Halk ortasında ’kılıçlı cami’ olarak da anılan Samsun’un Ladik ilçesinde bulunan Cuma Camisi’nde 1075 yılından bugüne hutbe ’kılıç’la birlikte veriliyor. Cuma Camisi’nde misyonlu imamlar, asırlardır cuma hutbesini elinde kılıçla okuyor.
Geçmiş tarihte Hristiyanların yaşadığı ilçe, 1075 yılında Selçuklu Sultanı Melik Ahmet Danişment Gazi’nin kumandanları tarafından fethedildi. İlçeyi fetheden kumandan bugünkü caminin yerinde bulunan kilisede cuma namazı kılmaya karar verdi. Kumandan ve askerleri düşman tehdidine karşı cuma namazını yanlarındaki kılıçlarıyla birlikte kıldı. O günden sonra kilise, mescide dönüştürüldü.

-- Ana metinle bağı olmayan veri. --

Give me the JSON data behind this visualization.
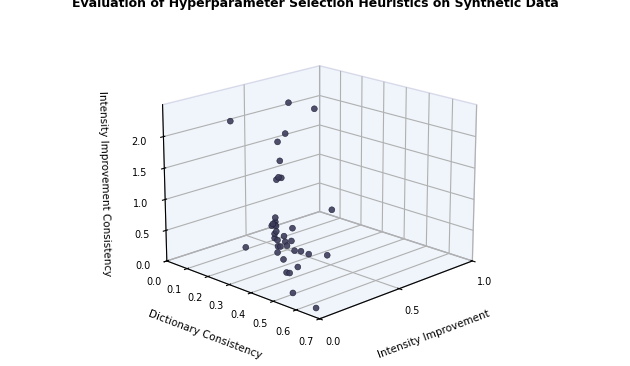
{
  "title": "Evaluation of Hyperparameter Selection Heuristics on Synthetic Data",
  "xlabel": "Intensity Improvement",
  "ylabel": "Dictionary Consistency",
  "zlabel": "Intensity Improvement Consistency",
  "xlim": [
    0.0,
    1.0
  ],
  "ylim": [
    0.0,
    0.7
  ],
  "zlim": [
    0.0,
    2.5
  ],
  "xticks": [
    0.0,
    0.5,
    1.0
  ],
  "yticks": [
    0.0,
    0.1,
    0.2,
    0.3,
    0.4,
    0.5,
    0.6,
    0.7
  ],
  "zticks": [
    0.0,
    0.5,
    1.0,
    1.5,
    2.0
  ],
  "points_xiz": [
    [
      0.05,
      0.65,
      0.05
    ],
    [
      0.05,
      0.55,
      0.15
    ],
    [
      0.1,
      0.55,
      0.75
    ],
    [
      0.1,
      0.5,
      0.35
    ],
    [
      0.15,
      0.5,
      0.4
    ],
    [
      0.15,
      0.45,
      0.25
    ],
    [
      0.2,
      0.45,
      0.55
    ],
    [
      0.2,
      0.4,
      0.35
    ],
    [
      0.25,
      0.4,
      0.6
    ],
    [
      0.25,
      0.38,
      0.5
    ],
    [
      0.25,
      0.35,
      0.45
    ],
    [
      0.28,
      0.35,
      0.5
    ],
    [
      0.3,
      0.33,
      0.55
    ],
    [
      0.3,
      0.3,
      0.45
    ],
    [
      0.3,
      0.3,
      0.25
    ],
    [
      0.32,
      0.28,
      0.55
    ],
    [
      0.33,
      0.28,
      0.3
    ],
    [
      0.35,
      0.25,
      0.45
    ],
    [
      0.35,
      0.25,
      0.38
    ],
    [
      0.38,
      0.22,
      0.55
    ],
    [
      0.4,
      0.22,
      0.5
    ],
    [
      0.4,
      0.2,
      0.48
    ],
    [
      0.42,
      0.2,
      0.48
    ],
    [
      0.45,
      0.18,
      0.55
    ],
    [
      0.45,
      0.18,
      0.48
    ],
    [
      0.5,
      0.16,
      1.15
    ],
    [
      0.5,
      0.15,
      1.1
    ],
    [
      0.55,
      0.13,
      1.35
    ],
    [
      0.55,
      0.12,
      1.65
    ],
    [
      0.6,
      0.12,
      1.75
    ],
    [
      0.6,
      0.1,
      1.0
    ],
    [
      0.65,
      0.1,
      2.2
    ],
    [
      0.7,
      0.08,
      0.05
    ],
    [
      0.55,
      0.35,
      0.05
    ],
    [
      0.5,
      0.3,
      0.05
    ],
    [
      0.3,
      0.15,
      0.15
    ],
    [
      0.28,
      0.1,
      2.15
    ],
    [
      0.85,
      0.08,
      1.95
    ],
    [
      1.0,
      0.06,
      0.1
    ]
  ],
  "point_color": "#3d3d5c",
  "point_size": 18,
  "pane_color_xy": "#d8e8f5",
  "pane_color_xz": "#d8e8f5",
  "pane_color_yz": "#d8e8f5",
  "figure_bg": "#ffffff",
  "elev": 18,
  "azim": 225
}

Vazifeli imamlar da cuma namazı hutbesini ellerinde kılıçla okudu.
“Yıllardır devam eden bu geleneğin devam etmesi tek arzumuzdur”
Cami cemaatinden araştırmacı-eğitimci Haydi Ergül, “Cuma Mescidi yıllar önce atalarımızın Anadolu’yu Türkleştirmesi sırasında gerçekleştirdikleri bir fetih ile kiliseyi mescide çevirdikleri bir yerdir. Dinimizin geleneklerinde bir tanesi de fethedilen, kazanılan yerlerin mescide dönüştürülmesidir. Danişmentliler zamanında fethedilen Ladik’te günler cuma günüydü. Kilise olarak ibadet yapılan bir yerde kumandan cuma namazını kendisi kıldırır. Bu esnada minbere kılıçla çıkarken çıkar. Bu kılıcın özelliği sağ elle tutulur. Çıkarken dirayetli olmanın temelini gösterir. Hoca hutbesi verdikten sonra kılıcı sol eline alır ve sol eline aldığı kılıç ile dosta da düşmana da sevgiyi, hürmeti gösterir. Bu gelenek herkesin dikkatini çekmiştir. Yıllardır süren bu geleneğin devam etmesi tek arzumuzdur” dedi.
Hutbenin kılıçla verilmesinin akabinde pandemi dolayısıyla alınan önlem ile namaz fizikî aralıklı kılınıyor.